Vibro-elastography has been used in a pilot study by Salcudean et al. to demonstrate the potential utility in detecting prostate cancer and brachytherapy seed placement. The tissue is excited using a mechanical actuator coupled to a transrectal ultrasound transducer to generate displacements within the tissue, which are subsequently observed using correlation-based techniques. The authors showed the ability to generate repeatable, operator-independent images that revealed stiff regions in the prostates they studied (Salcudean et al. 2006; Mahdavi et al. 2011).
Vibration Amplitude Sonoelastography
Another ultrasound-based elastographic method that has been used to evaluate prostate cancer in vivo is vibration amplitude sonoelastography. Two external mechanical actuators positioned beneath the patient’s pelvis vibrate at low frequency (70–200 Hz) generating vibrations within the prostate. These vibrations are monitored using a specially designed ultrasound Doppler processing mode. Regions of decreased amplitude are associated with stiffer structures in the tissue (Castaneda et al. 2009; Hoyt et al. 2008; Taylor et al. 2005; Parker et al. 2011).

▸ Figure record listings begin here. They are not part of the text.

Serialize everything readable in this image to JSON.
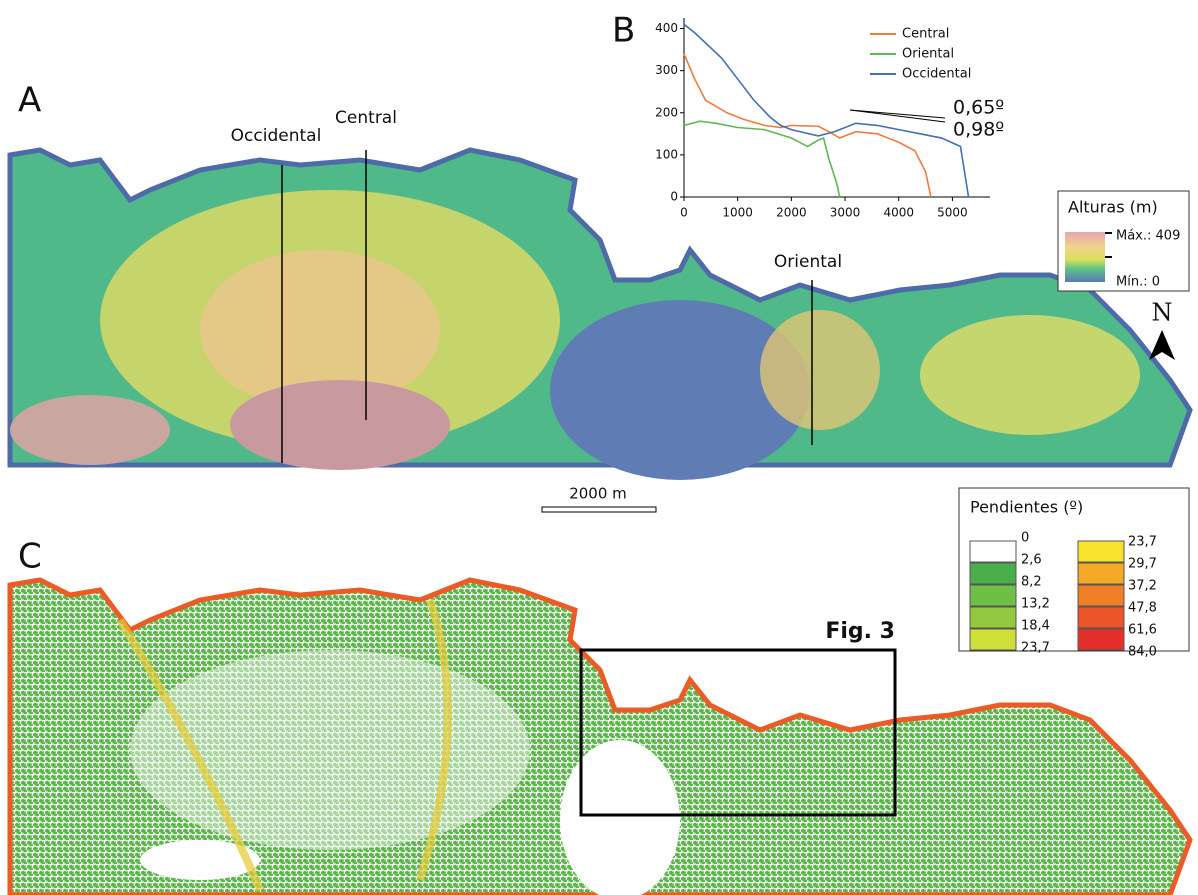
{
  "panels": {
    "a": "A",
    "b": "B",
    "c": "C"
  },
  "profile_labels": {
    "occidental": "Occidental",
    "central": "Central",
    "oriental": "Oriental"
  },
  "scale_bar": "2000 m",
  "north": "N",
  "fig_ref": "Fig. 3",
  "elevation_legend": {
    "title": "Alturas (m)",
    "max": "Máx.: 409",
    "min": "Mín.: 0"
  },
  "slope_legend": {
    "title": "Pendientes (º)",
    "breaks": [
      "0",
      "2,6",
      "8,2",
      "13,2",
      "18,4",
      "23,7",
      "23,7",
      "29,7",
      "37,2",
      "47,8",
      "61,6",
      "84,0"
    ],
    "colors": [
      "#ffffff",
      "#4aae4a",
      "#6dbf45",
      "#93c83e",
      "#cfdf3a",
      "#f8e22c",
      "#f6a828",
      "#f17f25",
      "#eb5427",
      "#e3302b"
    ]
  },
  "chart_data": {
    "type": "line",
    "xlim": [
      0,
      5700
    ],
    "ylim": [
      0,
      425
    ],
    "xticks": [
      0,
      1000,
      2000,
      3000,
      4000,
      5000
    ],
    "yticks": [
      0,
      100,
      200,
      300,
      400
    ],
    "annotations": [
      "0,65º",
      "0,98º"
    ],
    "series": [
      {
        "name": "Central",
        "color": "#ee7d3b",
        "x": [
          0,
          200,
          400,
          800,
          1100,
          1500,
          1800,
          2000,
          2500,
          2700,
          2900,
          3200,
          3600,
          4000,
          4300,
          4500,
          4600
        ],
        "values": [
          340,
          280,
          230,
          200,
          185,
          170,
          165,
          170,
          168,
          155,
          140,
          155,
          150,
          130,
          110,
          60,
          0
        ]
      },
      {
        "name": "Oriental",
        "color": "#63b559",
        "x": [
          0,
          300,
          600,
          1000,
          1500,
          2000,
          2300,
          2500,
          2600,
          2700,
          2850,
          2900
        ],
        "values": [
          170,
          180,
          175,
          165,
          160,
          140,
          120,
          135,
          140,
          90,
          30,
          0
        ]
      },
      {
        "name": "Occidental",
        "color": "#4470b8",
        "x": [
          0,
          200,
          700,
          1000,
          1300,
          1600,
          1800,
          2000,
          2500,
          2800,
          3200,
          3600,
          4000,
          4400,
          4800,
          5150,
          5300
        ],
        "values": [
          410,
          390,
          330,
          280,
          230,
          190,
          170,
          160,
          145,
          155,
          175,
          170,
          160,
          150,
          140,
          120,
          0
        ]
      }
    ]
  }
}
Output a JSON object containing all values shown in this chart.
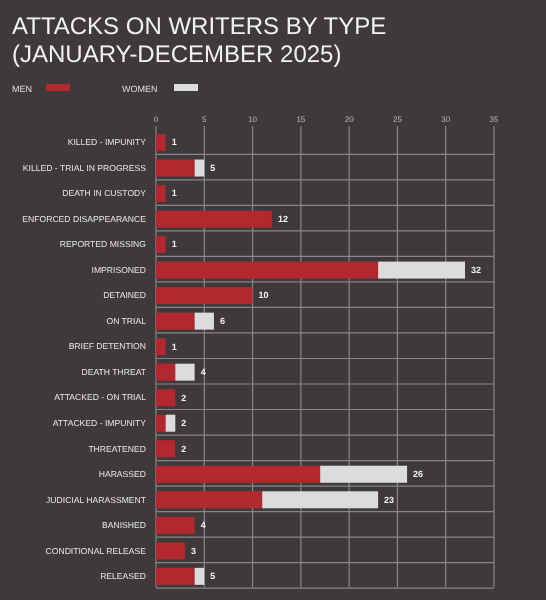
{
  "chart_data": {
    "type": "bar",
    "orientation": "horizontal",
    "stacked": true,
    "title": "ATTACKS ON WRITERS BY TYPE (JANUARY-DECEMBER 2025)",
    "categories": [
      "KILLED - IMPUNITY",
      "KILLED - TRIAL IN PROGRESS",
      "DEATH IN CUSTODY",
      "ENFORCED DISAPPEARANCE",
      "REPORTED MISSING",
      "IMPRISONED",
      "DETAINED",
      "ON TRIAL",
      "BRIEF DETENTION",
      "DEATH THREAT",
      "ATTACKED - ON TRIAL",
      "ATTACKED - IMPUNITY",
      "THREATENED",
      "HARASSED",
      "JUDICIAL HARASSMENT",
      "BANISHED",
      "CONDITIONAL RELEASE",
      "RELEASED"
    ],
    "series": [
      {
        "name": "MEN",
        "color": "#b3282f",
        "values": [
          1,
          4,
          1,
          12,
          1,
          23,
          10,
          4,
          1,
          2,
          2,
          1,
          2,
          17,
          11,
          4,
          3,
          4
        ]
      },
      {
        "name": "WOMEN",
        "color": "#dcdcdc",
        "values": [
          0,
          1,
          0,
          0,
          0,
          9,
          0,
          2,
          0,
          2,
          0,
          1,
          0,
          9,
          12,
          0,
          0,
          1
        ]
      }
    ],
    "totals": [
      "1",
      "5",
      "1",
      "12",
      "1",
      "32",
      "10",
      "6",
      "1",
      "4",
      "2",
      "2",
      "2",
      "26",
      "23",
      "4",
      "3",
      "5"
    ],
    "xlim": [
      0,
      35
    ],
    "xticks": [
      0,
      5,
      10,
      15,
      20,
      25,
      30,
      35
    ],
    "grid": true,
    "legend": "top left"
  }
}
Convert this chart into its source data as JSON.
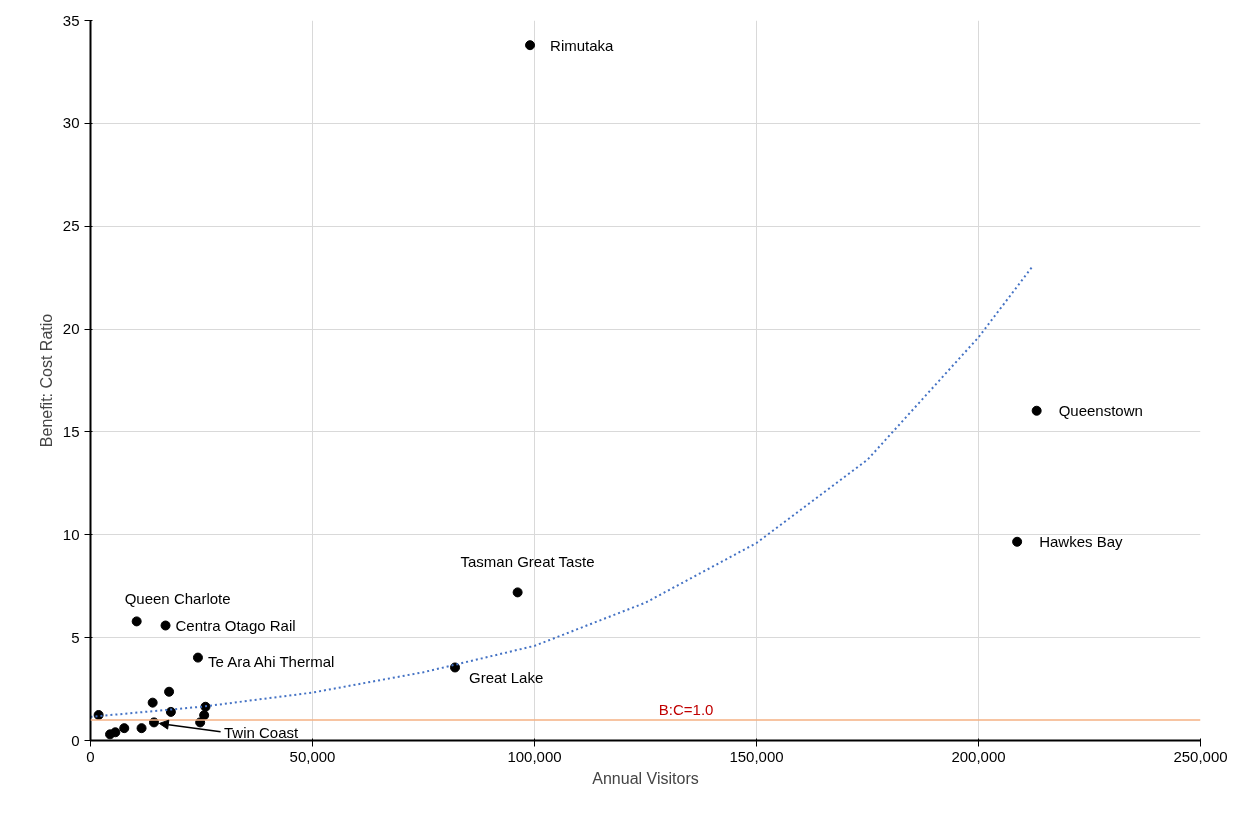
{
  "chart_data": {
    "type": "scatter",
    "xlabel": "Annual Visitors",
    "ylabel": "Benefit: Cost Ratio",
    "xlim": [
      0,
      250000
    ],
    "ylim": [
      0,
      35
    ],
    "xticks": [
      {
        "value": 0,
        "label": "0"
      },
      {
        "value": 50000,
        "label": "50,000"
      },
      {
        "value": 100000,
        "label": "100,000"
      },
      {
        "value": 150000,
        "label": "150,000"
      },
      {
        "value": 200000,
        "label": "200,000"
      },
      {
        "value": 250000,
        "label": "250,000"
      }
    ],
    "yticks": [
      0,
      5,
      10,
      15,
      20,
      25,
      30,
      35
    ],
    "grid": true,
    "marker": "circle",
    "series": [
      {
        "color": "#000000",
        "x": [
          1830,
          4400,
          5600,
          7600,
          11500,
          10400,
          16900,
          24200,
          14000,
          17700,
          18100,
          14300,
          24700,
          25600,
          25900,
          82100,
          96200,
          99000,
          213100,
          208700
        ],
        "values": [
          1.24,
          0.3,
          0.4,
          0.6,
          0.6,
          5.79,
          5.59,
          4.03,
          1.84,
          2.37,
          1.39,
          0.88,
          0.88,
          1.23,
          1.64,
          3.55,
          7.2,
          33.8,
          16.03,
          9.66
        ]
      },
      {
        "type": "line",
        "color": "#4472c4",
        "line_style": "dotted",
        "marker": "none",
        "x": [
          0,
          25000,
          50000,
          75000,
          100000,
          125000,
          150000,
          175000,
          200000,
          212000
        ],
        "values": [
          1.15,
          1.64,
          2.33,
          3.32,
          4.6,
          6.7,
          9.6,
          13.65,
          19.6,
          23.0
        ]
      }
    ],
    "ref_lines": [
      {
        "axis": "y",
        "value": 1.0,
        "label": "B:C=1.0",
        "color": "#f4b183",
        "line_style": "solid"
      }
    ],
    "annotations": [
      {
        "text": "Rimutaka",
        "x": 99000,
        "y": 33.8
      },
      {
        "text": "Queenstown",
        "x": 213100,
        "y": 16.03
      },
      {
        "text": "Hawkes Bay",
        "x": 208700,
        "y": 9.66
      },
      {
        "text": "Tasman Great Taste",
        "x": 96200,
        "y": 7.2
      },
      {
        "text": "Great Lake",
        "x": 82100,
        "y": 3.55
      },
      {
        "text": "Queen Charlote",
        "x": 10400,
        "y": 5.79
      },
      {
        "text": "Centra Otago Rail",
        "x": 16900,
        "y": 5.59
      },
      {
        "text": "Te Ara Ahi Thermal",
        "x": 24200,
        "y": 4.03
      },
      {
        "text": "Twin Coast",
        "x": 14300,
        "y": 0.88
      }
    ]
  }
}
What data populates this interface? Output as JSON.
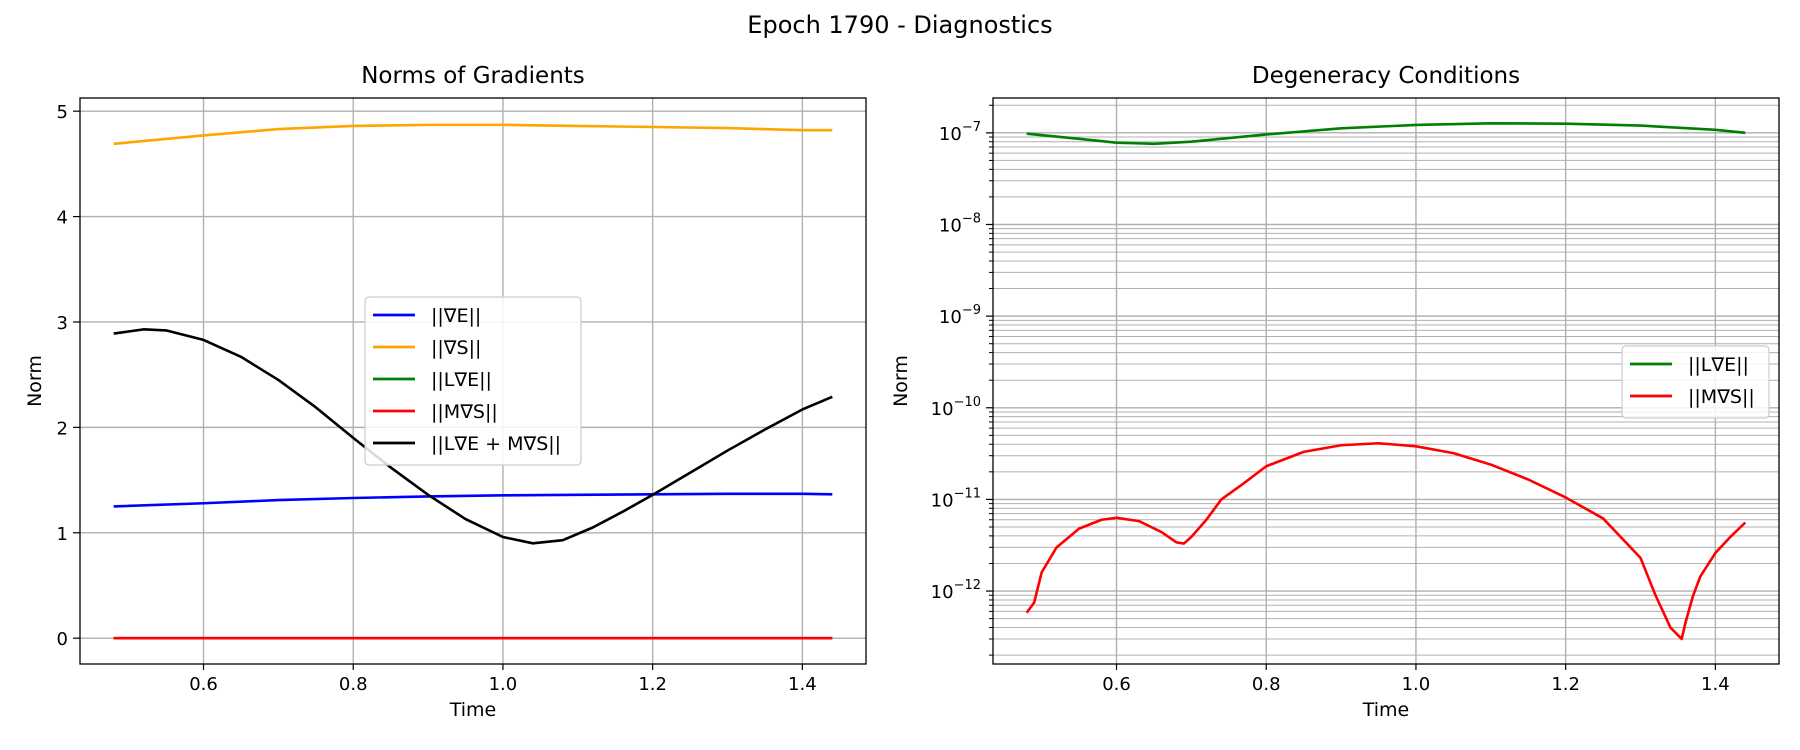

Castaneda et al. imaged 10 patients prior to radical prostatectomy and correlated the results with whole-mount histology. Twelve of 19 cancerous lesions were identified (average diameters: 7.4 mm visualized, 3.8 mm missed), and 12 false-positive regions were identified, 6 of which corresponded to BPH. The primary challenges associated with this method are the inability to detect small tumors and difficulty in coupling enough vibration energy into the tissue (Castaneda et al. 2009; Hoyt et al. 2008).